President Trump’s former chief strategist Steve Bannon has stated that Geller is “one of the leading experts in the country, if not in the world” on Islam. With high praise, he has given voice to her perspectives in Breitbart forums since at least 2013. In a 2015 interview with Geller, Bannon observed that Donald Trump’s views on Islam closely resembled Geller’s. He said: “It looks like [Trump] to some degree [has] been reading your website and been reading all your writings on Breitbart, because a lot of what his logic is today is really some of the logic that you’ve been putting out there for many, many years.”
In 2015, Geller said she believes “radical Islam” is a “redundant” phrase, and that “while there are [Muslim] moderates; they’re secular, they’re non-practicing.” During the 2016 presidential campaign, Geller called Trump’s Muslim ban proposal a “logical, rational and reasonable” policy.

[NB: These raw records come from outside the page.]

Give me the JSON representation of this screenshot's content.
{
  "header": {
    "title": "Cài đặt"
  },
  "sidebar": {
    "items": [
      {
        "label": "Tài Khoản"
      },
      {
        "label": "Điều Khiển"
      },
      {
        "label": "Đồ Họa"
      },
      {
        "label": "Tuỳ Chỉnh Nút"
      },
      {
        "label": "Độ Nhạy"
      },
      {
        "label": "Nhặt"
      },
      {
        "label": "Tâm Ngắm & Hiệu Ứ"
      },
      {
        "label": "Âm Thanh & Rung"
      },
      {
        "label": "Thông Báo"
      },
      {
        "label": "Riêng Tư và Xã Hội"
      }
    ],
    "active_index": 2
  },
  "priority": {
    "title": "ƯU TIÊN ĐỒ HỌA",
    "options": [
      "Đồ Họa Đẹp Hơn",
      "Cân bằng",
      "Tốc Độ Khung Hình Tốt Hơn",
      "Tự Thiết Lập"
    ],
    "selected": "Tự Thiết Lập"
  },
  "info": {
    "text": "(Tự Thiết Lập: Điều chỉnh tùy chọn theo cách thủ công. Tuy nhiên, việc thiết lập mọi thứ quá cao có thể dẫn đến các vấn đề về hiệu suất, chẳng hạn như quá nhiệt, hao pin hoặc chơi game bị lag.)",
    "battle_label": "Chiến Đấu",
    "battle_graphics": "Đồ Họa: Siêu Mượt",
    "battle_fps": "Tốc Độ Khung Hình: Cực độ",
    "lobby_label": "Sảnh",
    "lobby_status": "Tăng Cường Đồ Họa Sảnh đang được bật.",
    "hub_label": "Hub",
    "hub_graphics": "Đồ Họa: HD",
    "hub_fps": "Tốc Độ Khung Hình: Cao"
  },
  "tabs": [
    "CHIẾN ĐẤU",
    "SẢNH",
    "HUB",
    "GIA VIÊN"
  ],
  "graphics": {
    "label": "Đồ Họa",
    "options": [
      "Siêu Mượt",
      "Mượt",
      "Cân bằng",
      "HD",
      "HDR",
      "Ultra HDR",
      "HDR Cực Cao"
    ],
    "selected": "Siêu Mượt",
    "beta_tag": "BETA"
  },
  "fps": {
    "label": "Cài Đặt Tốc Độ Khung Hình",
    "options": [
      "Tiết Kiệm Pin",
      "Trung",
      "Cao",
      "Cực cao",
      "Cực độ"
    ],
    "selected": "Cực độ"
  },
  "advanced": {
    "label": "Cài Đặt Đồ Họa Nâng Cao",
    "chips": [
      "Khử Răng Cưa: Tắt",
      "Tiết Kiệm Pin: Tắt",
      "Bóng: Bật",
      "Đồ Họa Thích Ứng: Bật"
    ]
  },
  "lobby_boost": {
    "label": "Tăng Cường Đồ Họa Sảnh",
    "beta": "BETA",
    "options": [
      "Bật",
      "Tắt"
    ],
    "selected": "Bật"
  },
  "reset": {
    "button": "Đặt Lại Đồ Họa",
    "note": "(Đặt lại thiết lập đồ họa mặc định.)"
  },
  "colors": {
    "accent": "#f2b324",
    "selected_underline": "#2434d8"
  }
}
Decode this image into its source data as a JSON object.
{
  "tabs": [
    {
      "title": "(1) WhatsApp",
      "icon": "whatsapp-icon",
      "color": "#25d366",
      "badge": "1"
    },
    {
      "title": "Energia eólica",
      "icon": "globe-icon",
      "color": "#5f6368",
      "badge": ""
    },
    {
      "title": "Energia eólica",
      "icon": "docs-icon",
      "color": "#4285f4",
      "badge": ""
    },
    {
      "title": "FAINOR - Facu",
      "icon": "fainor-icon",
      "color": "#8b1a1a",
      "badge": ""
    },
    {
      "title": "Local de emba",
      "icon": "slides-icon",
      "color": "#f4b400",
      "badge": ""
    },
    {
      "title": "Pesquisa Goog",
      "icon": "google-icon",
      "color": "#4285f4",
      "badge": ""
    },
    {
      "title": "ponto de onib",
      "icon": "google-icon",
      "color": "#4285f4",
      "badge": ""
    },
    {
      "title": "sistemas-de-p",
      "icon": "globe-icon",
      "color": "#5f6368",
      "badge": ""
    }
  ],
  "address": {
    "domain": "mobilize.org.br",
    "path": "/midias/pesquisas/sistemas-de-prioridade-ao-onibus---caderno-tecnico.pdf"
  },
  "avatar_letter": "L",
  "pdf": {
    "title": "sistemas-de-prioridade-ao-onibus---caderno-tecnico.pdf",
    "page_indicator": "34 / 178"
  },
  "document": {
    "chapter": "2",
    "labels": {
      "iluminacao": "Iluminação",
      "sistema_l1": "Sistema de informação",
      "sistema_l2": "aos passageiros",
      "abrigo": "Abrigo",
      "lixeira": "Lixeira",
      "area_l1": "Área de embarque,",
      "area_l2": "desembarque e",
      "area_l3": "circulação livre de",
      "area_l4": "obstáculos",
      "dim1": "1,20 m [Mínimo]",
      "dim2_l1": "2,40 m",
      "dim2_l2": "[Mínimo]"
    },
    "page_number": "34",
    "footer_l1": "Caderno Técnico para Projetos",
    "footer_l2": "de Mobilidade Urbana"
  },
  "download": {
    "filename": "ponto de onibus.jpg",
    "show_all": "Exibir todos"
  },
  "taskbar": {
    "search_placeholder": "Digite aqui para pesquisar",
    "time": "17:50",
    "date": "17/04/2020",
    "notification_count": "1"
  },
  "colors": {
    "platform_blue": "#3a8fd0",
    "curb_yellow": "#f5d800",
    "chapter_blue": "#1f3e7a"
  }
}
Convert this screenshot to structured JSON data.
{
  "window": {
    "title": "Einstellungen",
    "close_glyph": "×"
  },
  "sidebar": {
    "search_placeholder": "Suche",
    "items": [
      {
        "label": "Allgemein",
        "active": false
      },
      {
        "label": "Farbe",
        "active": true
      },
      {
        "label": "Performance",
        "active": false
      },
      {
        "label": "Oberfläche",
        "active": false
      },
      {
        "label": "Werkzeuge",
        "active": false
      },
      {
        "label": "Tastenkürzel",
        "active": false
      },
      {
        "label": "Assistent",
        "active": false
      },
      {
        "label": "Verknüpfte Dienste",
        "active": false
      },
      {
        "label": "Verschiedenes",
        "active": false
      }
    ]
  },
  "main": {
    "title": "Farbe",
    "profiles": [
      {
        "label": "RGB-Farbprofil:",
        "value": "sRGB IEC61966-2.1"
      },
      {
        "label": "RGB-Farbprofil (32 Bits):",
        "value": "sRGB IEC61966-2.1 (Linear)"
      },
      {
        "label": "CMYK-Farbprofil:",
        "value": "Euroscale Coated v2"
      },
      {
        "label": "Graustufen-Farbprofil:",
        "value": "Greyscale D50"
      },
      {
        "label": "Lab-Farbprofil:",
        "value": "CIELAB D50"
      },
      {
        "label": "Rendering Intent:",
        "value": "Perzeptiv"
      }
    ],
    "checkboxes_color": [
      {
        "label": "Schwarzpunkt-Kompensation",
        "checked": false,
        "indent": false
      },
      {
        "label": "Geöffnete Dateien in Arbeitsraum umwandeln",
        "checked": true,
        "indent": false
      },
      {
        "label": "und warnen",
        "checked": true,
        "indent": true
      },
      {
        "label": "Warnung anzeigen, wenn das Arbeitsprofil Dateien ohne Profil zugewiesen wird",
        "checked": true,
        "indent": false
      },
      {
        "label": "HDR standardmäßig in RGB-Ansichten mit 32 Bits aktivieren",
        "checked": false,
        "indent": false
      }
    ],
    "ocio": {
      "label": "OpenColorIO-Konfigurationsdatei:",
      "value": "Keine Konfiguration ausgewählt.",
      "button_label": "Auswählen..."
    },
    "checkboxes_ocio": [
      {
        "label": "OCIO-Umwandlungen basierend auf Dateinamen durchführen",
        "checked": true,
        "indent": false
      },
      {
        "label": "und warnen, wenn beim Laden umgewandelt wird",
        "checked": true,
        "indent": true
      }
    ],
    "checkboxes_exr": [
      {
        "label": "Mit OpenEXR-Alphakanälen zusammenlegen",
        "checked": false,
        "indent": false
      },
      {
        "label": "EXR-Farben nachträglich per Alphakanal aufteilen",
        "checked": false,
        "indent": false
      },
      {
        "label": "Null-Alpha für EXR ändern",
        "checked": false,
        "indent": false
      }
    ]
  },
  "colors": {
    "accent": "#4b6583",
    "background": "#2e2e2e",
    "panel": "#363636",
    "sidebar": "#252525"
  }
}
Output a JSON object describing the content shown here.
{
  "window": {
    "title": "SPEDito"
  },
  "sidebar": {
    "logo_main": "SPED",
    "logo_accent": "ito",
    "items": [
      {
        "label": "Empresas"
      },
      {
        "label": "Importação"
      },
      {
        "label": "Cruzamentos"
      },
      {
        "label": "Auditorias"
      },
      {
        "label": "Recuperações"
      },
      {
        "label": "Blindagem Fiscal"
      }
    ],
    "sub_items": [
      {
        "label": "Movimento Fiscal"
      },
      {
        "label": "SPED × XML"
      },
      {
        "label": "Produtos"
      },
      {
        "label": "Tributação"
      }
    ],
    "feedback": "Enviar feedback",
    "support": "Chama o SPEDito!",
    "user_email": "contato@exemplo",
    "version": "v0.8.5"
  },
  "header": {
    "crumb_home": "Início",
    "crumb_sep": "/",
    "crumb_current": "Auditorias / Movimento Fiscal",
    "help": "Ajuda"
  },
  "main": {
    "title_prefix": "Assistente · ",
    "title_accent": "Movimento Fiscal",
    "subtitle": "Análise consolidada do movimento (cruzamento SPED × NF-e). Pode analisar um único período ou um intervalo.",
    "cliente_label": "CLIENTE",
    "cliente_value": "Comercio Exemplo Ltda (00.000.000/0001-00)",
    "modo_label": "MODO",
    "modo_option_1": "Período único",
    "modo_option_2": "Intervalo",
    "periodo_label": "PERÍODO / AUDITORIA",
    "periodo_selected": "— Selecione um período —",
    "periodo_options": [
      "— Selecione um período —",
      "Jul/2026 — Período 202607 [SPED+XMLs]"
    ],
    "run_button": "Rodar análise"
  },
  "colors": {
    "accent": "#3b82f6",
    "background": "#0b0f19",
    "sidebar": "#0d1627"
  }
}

Reporting in The Daily Beast in March 2018 reported that Geller’s four daughters run viral Instagram accounts. According to reporter Taylor Lorenz, the Oshry sisters “have either stayed silent on political issues, or, in some cases, given hints that they are at least somewhat in line with their mother politically.” In a statement provided by Claudia Oshry for the The Daily Beast article she said, “We want to be clear to our audience and fans that our political and cultural beliefs are not anti-Muslim or anti-anyone. Our views are separate from our mother’s.”